The Navara's passenger compartment became unstable in the impact and would have been unable to withstand greater loading. The chassis rail collapsed on the impacted side, allowing a significant level of intrusion into the driver's footwell. As a result, the dummy readings indicated a high risk of injury to the left tibia. In addition, the accelerator pedal moved rearwards more than 200mm, presenting a further risk of injury to the driver's lower legs. Structures in the dashboard presented a hazard to the knees and femurs of both the driver and the passenger. Protection of the driver's chest was rated as weak owing to the extent to which the chest was compressed, combined with the threat posed by the unstable passenger compartment. The passenger's neck was bent rearwards in the impact, presenting a high risk of life-threatening injury. The airbags and seatbelt pretensioners were triggered late in the impact and readings from the driver dummy's head also indicated a high risk of life threatening injury. The Navara has been awarded a one star rating as its performance in frontal impact did not reach the minimum level required for a higher rating. Moreover, the unacceptably high risk of life threatening injury to the driver's head and the passenger's neck have led to that star being struck through. Nissan have already introduced a counter-measure to overcome the delayed deployment of the frontal airbags. The change has already been introduced in production cars and Nissan will contact owners to advise them to get their cars upgraded at their dealers. Euro NCAP will assess the modified car in the near future.
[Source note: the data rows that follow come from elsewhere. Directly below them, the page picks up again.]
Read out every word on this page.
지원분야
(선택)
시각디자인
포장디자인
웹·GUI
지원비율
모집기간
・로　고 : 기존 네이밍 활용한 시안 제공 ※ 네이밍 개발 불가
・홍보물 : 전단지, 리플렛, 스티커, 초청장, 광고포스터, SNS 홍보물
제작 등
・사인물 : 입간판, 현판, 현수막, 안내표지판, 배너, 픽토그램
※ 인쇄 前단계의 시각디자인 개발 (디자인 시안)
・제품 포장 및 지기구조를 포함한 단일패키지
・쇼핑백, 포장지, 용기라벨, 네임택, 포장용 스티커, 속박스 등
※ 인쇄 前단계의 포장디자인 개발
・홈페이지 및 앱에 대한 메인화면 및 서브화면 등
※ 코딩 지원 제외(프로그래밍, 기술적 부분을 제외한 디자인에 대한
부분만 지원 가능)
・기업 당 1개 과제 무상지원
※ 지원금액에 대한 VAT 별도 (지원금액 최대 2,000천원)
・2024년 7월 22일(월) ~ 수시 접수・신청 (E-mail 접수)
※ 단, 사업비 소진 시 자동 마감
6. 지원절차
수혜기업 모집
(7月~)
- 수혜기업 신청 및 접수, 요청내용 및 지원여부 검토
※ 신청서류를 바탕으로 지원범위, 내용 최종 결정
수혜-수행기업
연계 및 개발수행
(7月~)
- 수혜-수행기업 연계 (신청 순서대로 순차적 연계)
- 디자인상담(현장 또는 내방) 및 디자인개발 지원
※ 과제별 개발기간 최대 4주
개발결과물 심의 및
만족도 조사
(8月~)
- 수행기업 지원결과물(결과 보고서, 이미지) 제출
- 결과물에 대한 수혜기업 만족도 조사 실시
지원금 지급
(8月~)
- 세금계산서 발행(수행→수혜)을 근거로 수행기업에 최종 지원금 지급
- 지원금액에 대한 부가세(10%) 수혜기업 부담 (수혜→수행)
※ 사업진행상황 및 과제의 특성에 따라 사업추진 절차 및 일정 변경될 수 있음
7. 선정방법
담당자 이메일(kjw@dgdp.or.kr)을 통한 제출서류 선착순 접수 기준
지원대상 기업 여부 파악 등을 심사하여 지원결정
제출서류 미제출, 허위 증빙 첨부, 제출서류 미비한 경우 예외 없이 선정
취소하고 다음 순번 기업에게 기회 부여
The Navara scored maximum points in the side impact test. A head-protecting airbag is not standard equipment so a pole test was not performed
The Navara scored maximum points for its protection of the 3 year old, based on the dummy readings in the frontal and side impact tests. The presence of ISOFIX anchorages in the rear outboard seats was not clearly marked. The warning label on the passenger's sun visor clearly conveyed the dangers of using a rearward facing child restraint in that seating position without first disabling the airbag.
The part of the bonnet surface most likely to be hit by an adult's head was rated predominantly fair for the protection it offered. All other areas - bonnet surface likely to hit by a child's head, the front edge of the bonnet and the bumper - were rated as predominantly poor.